Der wilde Rosenmontag
„Helau!“, „Alaaf!“, oder wie man in meinem Wohnort Flörsheim ruft: „Hal die Gail!“, was so viel bedeutet wie „Haltet die Pferde fest!“. Mit solchen Rufen begrüßen sich Närrinnen, Narren und Jecken in den Fastnachtshochburgen in Köln, Düsseldorf und Mainz und auch in vielen hessischen Städten und Dörfern, wenn sie ausgelassen Karneval, Fastnacht oder Fasching feiern.

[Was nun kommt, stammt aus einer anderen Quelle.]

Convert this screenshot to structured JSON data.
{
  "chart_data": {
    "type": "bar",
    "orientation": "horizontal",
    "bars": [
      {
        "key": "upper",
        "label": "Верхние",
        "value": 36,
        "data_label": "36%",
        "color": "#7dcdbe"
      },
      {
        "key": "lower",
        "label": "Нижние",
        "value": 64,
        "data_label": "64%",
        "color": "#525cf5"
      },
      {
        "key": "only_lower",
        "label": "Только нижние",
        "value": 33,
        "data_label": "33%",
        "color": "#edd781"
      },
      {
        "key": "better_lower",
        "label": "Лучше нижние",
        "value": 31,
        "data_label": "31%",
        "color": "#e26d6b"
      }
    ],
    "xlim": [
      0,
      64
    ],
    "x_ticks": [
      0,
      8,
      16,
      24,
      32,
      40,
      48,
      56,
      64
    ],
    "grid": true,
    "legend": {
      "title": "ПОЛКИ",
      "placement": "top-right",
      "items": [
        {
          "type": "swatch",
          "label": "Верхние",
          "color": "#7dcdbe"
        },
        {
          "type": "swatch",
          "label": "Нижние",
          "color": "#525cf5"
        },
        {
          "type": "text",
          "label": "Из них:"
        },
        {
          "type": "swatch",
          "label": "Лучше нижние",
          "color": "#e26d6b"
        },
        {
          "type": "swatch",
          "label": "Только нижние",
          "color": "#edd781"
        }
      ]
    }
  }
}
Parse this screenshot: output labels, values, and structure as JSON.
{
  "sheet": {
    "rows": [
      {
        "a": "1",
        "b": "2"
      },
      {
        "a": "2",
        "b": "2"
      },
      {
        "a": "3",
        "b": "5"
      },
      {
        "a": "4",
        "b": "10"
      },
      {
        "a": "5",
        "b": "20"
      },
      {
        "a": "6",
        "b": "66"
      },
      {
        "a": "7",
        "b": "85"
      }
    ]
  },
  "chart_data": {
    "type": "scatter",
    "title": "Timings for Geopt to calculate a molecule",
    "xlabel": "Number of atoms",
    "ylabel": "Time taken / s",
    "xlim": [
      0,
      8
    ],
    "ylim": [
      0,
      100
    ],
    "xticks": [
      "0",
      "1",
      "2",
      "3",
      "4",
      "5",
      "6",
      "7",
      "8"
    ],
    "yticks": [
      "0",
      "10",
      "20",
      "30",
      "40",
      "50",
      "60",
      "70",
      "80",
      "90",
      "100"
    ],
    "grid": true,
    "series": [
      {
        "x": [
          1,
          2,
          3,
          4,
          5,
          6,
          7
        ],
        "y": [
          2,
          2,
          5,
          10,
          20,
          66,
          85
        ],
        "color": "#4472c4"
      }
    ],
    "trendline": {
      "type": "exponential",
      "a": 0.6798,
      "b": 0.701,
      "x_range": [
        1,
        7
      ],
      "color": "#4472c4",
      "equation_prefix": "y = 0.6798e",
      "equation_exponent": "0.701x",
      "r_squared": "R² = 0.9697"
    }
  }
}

In Flörsheim kommt keiner um die närrische Zeit herum
Ich wurde nachweislich nicht an einem Rosenmontag geboren und bin auch nicht in der Nähe eines größeren Flusses wie Rhein oder Main aufgewachsen, aber auch ich komme bei mir in Flörsheim um die närrische Zeit nicht herum.
Die Umzüge nehmen aktuelle und politische Themen aufs Korn
Der Rosenmontag ist für viele der Höhepunkt dieser Zeit und seit etwas mehr als zweihundert Jahren finden an diesem Tag in manchen Städten große und kleine Rosenmontagsumzüge statt. Da geht es oft nicht nur ums ausgelassene Feiern, sondern die Umzugswagen nehmen auch aktuelle oder politische Themen und Personen aufs Korn.
Wieso heißt er „Rosenmontag“?
Mit „Rosen“ hat der Rosenmontag übrigens vermutlich wenig zu tun, „Rosen“ kommt eher vom mittelhochdeutschen „rasen“ was so viel wie „toben“ bedeutet. Man könnte also auch „wilder Montag“ sagen.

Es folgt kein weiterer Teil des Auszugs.